Montag, 19. März 2012

Nummerngirl


Ein Telefonat mit einer Freundin hat mich wieder darauf gebracht. Wir sprachen über Wartezeiten für Therapieplätze bei psychischen Erkrankungen. Immer mehr Menschen, so scheint es, werden heutzutage seelisch krank. Oder waren es früher auch so viele, aber damals wurde es nicht als Krankheit anerkannt, sondern als Zustand abgetan?

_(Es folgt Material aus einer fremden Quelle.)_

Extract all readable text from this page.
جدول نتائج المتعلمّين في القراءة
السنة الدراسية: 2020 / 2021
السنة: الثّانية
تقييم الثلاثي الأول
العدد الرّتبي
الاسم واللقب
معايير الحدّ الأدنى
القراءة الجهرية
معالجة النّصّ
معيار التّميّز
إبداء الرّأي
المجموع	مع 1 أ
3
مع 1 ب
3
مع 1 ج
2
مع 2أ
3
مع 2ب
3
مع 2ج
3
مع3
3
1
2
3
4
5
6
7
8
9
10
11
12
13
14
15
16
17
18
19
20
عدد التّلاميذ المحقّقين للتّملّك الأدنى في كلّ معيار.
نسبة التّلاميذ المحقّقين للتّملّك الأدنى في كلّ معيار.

Wie dem auch sei, die flächendeckende Versorgung psychisch Kranker ist heute immer noch nicht so gegeben wie die physisch Kranker. Mehr Kliniken würden also Besserung verschaffen.

Aber mir geht noch etwas anderes durch den Kopf. Dass immer mehr Menschenseelen leiden, sollte der Gesellschaft – also uns – zu denken geben. Was ist die Ursache für all die Depressionen, Burn Outs, Zwangsstörungen, Ängste und Süchte? Liegt ein Grund in einem verrückten Menschenbild unserer schnelllebigen und rationalisierten Gesellschaft? Welchen Wert hat der Mensch?

Für meine Krankenkasse bin ich eine Mitgliedsnummer. Ich bin aber auch eine Kontonummer, Steuernummer, Personalnummer, Versicherungsnummer, Kundennummer, Teilnehmernummer usw. Wo ich noch keine Nummer bin, kann ich vorübergehend eine ziehen. Das macht alles einfacher, schneller, leichter. Irgendeine Personalnummer lässt sich einfacher kündigen als ein Mensch mit seiner ganzen Lebensgeschichte. Der Antrag einer Sozialversicherungsnummer auf eine Kur ist schnell abgelehnt. Wie leicht geht der einzelne Mensch und mit ihm seine Würde hinter einem Aktenzeichen verloren?

Der Begriff Nummerngirl bekommt eine ganz neue Bedeutung. Doch genau das möchte ich nicht sein. Wo Menschen zu Nummern degradiert werden, da ist das System krank. Heilen kann das keine Klinik, sondern nur das System selbst, die Gesellschaft – also wir. Ich will auf der Hut sein, andere zu reduzieren oder mich reduzieren zu lassen. 

Was für ein Reichtum und welche Fülle an Leben, um die wir uns im Miteinander betrügen würden!